What major investments did XPEL (XPEL) announce in this 8-K?

XPEL plans approximately $110 million in manufacturing and supply chain investments. This includes buying a large San Antonio facility and acquiring a manufacturing plant in China, covering real estate, capital expenditures, and the China acquisition within a previously stated $75–$150 million range.

How is XPEL (XPEL) funding the San Antonio property acquisition?

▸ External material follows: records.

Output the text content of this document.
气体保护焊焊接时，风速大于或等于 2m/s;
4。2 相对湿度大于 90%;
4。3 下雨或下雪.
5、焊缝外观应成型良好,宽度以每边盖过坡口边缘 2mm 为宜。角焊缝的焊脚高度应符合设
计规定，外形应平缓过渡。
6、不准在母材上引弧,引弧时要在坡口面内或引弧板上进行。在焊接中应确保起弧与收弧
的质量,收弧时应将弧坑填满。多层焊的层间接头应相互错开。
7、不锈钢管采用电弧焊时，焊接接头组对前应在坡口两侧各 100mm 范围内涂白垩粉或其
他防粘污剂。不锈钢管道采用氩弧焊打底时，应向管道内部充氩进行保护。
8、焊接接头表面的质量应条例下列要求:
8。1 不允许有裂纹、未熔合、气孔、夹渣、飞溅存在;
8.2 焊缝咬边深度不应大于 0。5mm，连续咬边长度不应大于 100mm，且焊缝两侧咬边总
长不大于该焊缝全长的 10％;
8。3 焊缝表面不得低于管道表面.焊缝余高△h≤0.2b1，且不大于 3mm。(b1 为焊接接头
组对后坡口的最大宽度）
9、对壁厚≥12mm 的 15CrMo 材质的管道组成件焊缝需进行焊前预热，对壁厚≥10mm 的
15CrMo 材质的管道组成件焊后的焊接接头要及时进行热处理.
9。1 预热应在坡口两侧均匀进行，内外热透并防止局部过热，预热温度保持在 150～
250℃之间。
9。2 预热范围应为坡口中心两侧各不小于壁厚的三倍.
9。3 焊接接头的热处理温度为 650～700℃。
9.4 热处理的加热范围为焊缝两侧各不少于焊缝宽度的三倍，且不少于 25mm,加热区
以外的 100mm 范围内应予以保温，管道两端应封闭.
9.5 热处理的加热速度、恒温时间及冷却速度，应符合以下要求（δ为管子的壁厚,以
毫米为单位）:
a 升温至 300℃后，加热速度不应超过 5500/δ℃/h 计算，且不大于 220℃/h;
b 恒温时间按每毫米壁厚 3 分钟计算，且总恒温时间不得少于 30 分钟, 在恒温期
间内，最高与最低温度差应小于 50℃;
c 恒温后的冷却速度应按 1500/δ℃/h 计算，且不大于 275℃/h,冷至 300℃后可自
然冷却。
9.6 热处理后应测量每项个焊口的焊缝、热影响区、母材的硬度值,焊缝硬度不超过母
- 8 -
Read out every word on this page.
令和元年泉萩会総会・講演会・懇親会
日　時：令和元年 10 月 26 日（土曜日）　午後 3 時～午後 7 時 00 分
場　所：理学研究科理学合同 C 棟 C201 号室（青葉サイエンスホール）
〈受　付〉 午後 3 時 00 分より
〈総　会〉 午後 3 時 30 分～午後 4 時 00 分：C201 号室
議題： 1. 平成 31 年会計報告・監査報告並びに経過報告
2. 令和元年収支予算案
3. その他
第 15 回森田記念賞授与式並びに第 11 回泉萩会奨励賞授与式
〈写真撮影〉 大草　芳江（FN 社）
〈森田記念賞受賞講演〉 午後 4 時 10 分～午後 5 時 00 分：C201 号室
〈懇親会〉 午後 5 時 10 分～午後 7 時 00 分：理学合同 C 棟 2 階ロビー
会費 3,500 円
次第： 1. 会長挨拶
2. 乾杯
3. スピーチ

XPEL funded the San Antonio acquisition with a $44.8 million building loan and a $15.6 million equity contribution to its subsidiary Harvest. The loan is secured by the properties, guaranteed by XPEL, and amortizes over 25 years with final maturity on May 15, 2036.

What are the key terms of XPEL’s new $44.8 million building loan?

The $44.8 million building loan bears interest at Term SOFR plus 1.25%, with a closing rate of 4.7% per year. It matures on May 15, 2036 and amortizes over 25 years, secured by the San Antonio properties and supported by an XPEL guaranty.

How much of the new San Antonio site will XPEL (XPEL) occupy?

XPEL will ultimately occupy about 230,000 square feet of a four‑building, 435,000‑square‑foot San Antonio site. The company expects to consolidate a separate leased operations facility there over 12 to 24 months, while keeping remaining space leased to third parties for flexibility.

What did XPEL (XPEL) disclose about its new manufacturing facility in China?

XPEL has acquired a manufacturing facility in China to support customers in that market. Management highlighted that local production complements its direct go‑to‑market strategy in China and broader international expansion, and is part of the overall $110 million manufacturing and supply chain investment plan.

How will these investments affect XPEL’s earnings and margins?

XPEL expects minimal impact to 2026 EPS from these initiatives, as increased occupancy and build‑out costs should be largely offset by China facility benefits. The company reaffirmed a goal of mid‑20% operating margins on a run‑rate basis by the end of 2028, with incremental margin contribution starting in mid‑2027.